The first interactive plot allows user to quickly identify which pairs of persons have an empirical kinship most deviated from their expected (theoretical) kinship. The midpoint is placed as an orange dot for interpretability. As an example, the first row in the table above is the highest point on the left most spread. Careful readers might observe that there is a wider spread on those with 0 expected theoretical kinship. This is expected, because most people are not related to each other, so we are making many more comparisons that have 0 expected kinship. 

In [8]:
using MendelKinship, PlotlyJS, CSV

#import the files created from the previous example
result = CSV.read("kinship_file_output.txt")
name = Vector{String}(undef, size(result, 1))

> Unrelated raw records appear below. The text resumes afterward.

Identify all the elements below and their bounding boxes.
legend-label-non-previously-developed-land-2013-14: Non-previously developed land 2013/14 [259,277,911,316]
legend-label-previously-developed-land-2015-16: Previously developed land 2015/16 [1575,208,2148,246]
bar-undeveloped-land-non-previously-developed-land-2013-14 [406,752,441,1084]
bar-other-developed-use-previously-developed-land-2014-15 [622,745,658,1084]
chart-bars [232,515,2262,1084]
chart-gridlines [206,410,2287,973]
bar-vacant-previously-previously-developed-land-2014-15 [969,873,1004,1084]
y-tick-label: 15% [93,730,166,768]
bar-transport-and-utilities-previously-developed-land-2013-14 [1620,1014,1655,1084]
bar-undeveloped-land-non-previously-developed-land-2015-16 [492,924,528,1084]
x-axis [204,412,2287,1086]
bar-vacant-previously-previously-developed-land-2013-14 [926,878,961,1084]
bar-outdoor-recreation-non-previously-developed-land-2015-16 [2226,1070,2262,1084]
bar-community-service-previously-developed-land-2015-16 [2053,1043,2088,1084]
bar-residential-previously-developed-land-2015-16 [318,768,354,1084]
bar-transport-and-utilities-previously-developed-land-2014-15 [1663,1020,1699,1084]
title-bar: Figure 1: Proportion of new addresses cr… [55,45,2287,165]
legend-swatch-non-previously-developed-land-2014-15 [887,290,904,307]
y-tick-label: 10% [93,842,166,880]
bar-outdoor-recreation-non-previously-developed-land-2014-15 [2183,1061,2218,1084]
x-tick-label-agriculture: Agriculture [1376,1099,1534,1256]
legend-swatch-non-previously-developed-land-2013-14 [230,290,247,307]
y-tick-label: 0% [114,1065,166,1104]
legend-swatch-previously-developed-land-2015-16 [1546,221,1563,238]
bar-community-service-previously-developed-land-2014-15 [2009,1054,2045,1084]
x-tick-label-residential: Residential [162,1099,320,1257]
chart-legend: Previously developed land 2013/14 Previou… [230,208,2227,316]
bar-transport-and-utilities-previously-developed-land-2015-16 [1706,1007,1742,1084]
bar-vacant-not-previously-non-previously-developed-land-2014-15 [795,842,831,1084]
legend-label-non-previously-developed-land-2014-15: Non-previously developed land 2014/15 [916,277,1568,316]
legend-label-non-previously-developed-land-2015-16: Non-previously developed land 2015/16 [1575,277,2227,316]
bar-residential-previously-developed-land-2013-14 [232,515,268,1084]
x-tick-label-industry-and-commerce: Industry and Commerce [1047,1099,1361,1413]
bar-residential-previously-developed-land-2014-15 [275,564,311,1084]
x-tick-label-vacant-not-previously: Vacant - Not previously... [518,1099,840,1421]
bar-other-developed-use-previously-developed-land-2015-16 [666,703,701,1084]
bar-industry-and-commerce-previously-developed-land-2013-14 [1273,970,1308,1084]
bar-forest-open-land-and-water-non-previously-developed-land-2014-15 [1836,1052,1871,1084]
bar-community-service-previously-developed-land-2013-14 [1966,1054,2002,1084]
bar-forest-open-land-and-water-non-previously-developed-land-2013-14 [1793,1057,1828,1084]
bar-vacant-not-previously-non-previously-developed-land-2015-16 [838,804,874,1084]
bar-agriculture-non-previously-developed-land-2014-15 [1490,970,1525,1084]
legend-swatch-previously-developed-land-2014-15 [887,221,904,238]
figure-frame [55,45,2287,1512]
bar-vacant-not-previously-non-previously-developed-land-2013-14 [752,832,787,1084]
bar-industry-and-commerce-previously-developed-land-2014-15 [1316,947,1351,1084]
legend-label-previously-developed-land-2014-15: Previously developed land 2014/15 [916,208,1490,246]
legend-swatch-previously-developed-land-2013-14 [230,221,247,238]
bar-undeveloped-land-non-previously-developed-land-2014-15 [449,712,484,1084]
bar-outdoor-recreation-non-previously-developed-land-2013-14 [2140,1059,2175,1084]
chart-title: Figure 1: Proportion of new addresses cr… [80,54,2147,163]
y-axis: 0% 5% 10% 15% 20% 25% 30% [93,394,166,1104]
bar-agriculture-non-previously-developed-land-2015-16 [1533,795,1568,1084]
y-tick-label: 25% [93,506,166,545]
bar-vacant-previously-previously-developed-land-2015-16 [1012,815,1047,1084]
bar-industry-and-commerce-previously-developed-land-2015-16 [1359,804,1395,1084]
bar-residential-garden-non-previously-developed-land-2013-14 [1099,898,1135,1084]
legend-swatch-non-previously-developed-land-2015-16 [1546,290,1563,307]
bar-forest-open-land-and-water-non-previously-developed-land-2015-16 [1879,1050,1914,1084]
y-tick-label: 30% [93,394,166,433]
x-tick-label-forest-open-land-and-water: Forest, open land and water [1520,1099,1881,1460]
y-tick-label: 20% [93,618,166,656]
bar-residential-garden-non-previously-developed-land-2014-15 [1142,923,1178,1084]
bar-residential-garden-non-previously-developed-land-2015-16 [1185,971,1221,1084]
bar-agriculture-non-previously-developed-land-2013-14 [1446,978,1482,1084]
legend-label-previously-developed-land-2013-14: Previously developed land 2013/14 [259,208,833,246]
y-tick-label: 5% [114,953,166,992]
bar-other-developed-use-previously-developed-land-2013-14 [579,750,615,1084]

# label the data points according to the persons names
for i in 1:length(name)
    name[i] = "Person1=" * string(result[i, 3]) * ", " * "Person2=" * string(result[i, 4])
end

#create interactive graph
function compare_kinship_plot()
    trace1 = scatter(;x=result[:theoretical_kinship], 
        y=result[:empiric_kinship], mode="markers", 
        name="empiric kinship", text=name)
    
    trace2 = scatter(;x=[1/2, 1/4, 1/8, 1/16, 1/32, 1/64, 1/128, 0.0],
        y=[1/2, 1/4, 1/8, 1/16, 1/32, 1/64, 1/128, 0.0], 
        mode="markers", name="marker for midpoint")
        
    layout = Layout(;title="Compare empiric vs theoretical kinship",hovermode="closest", 
        xaxis=attr(title="Theoretical kinship (θ)", showgrid=false, zeroline=false),
        yaxis=attr(title="Empiric Kinship", zeroline=false))
    
    data = [trace1, trace2]
    plot(data, layout)
end
compare_kinship_plot()

### Generated Interactive Plots part 2:

After comparing the theoretical and empirical kinships, as in the previous graph or through the outputted table directly, often one may wonder whether the observed differences between the two statistics are significantly different. As explained in our main OpenMendel paper (section 7), this difference can be precisely quantified by the Fisher's z transformation, which should give us samples from a standard normal distribution $N(0, 1)$. We ploted this statistic in plot 2, and at first glance, the distribution is approximately normal. In Julia, we can easily verify this by computing some summary statistics:

In [9]:
function fishers_transform()
    trace1 = histogram(x=result[:fishers_zscore], text=name)
    data = [trace1]
    
    layout = Layout(barmode="overlay", 
        title="Z-score plot for Fisher's statistic",
        xaxis=attr(title="Standard deviations"),
        yaxis=attr(title="count"))
    
    plot(data, layout)
end
fishers_transform()

### Compute mean and variance

We can verify that the Fisher's statistic is approximately normal by checking its 1~4th moments:

In [10]:
using Statistics, StatsBase

my_zscore = convert(Vector{Float64}, result[:fishers_zscore])
mean(my_zscore), var(my_zscore)

(-1.2084702388691578e-16, 1.0)

### Compute skewness and excess kurtosis

In [11]:
skewness(my_zscore), kurtosis(my_zscore)

(0.0923976421835524, 0.10657222736224581)

## Conclusions
MendelKinship provides a rapid way to calculate the theoretical kinship, which requires accurate pedigrees, and the empirical kinships, which requires genotypes at multiple markers. Further, it can compare these kinships when both the pedigrees and markers are available.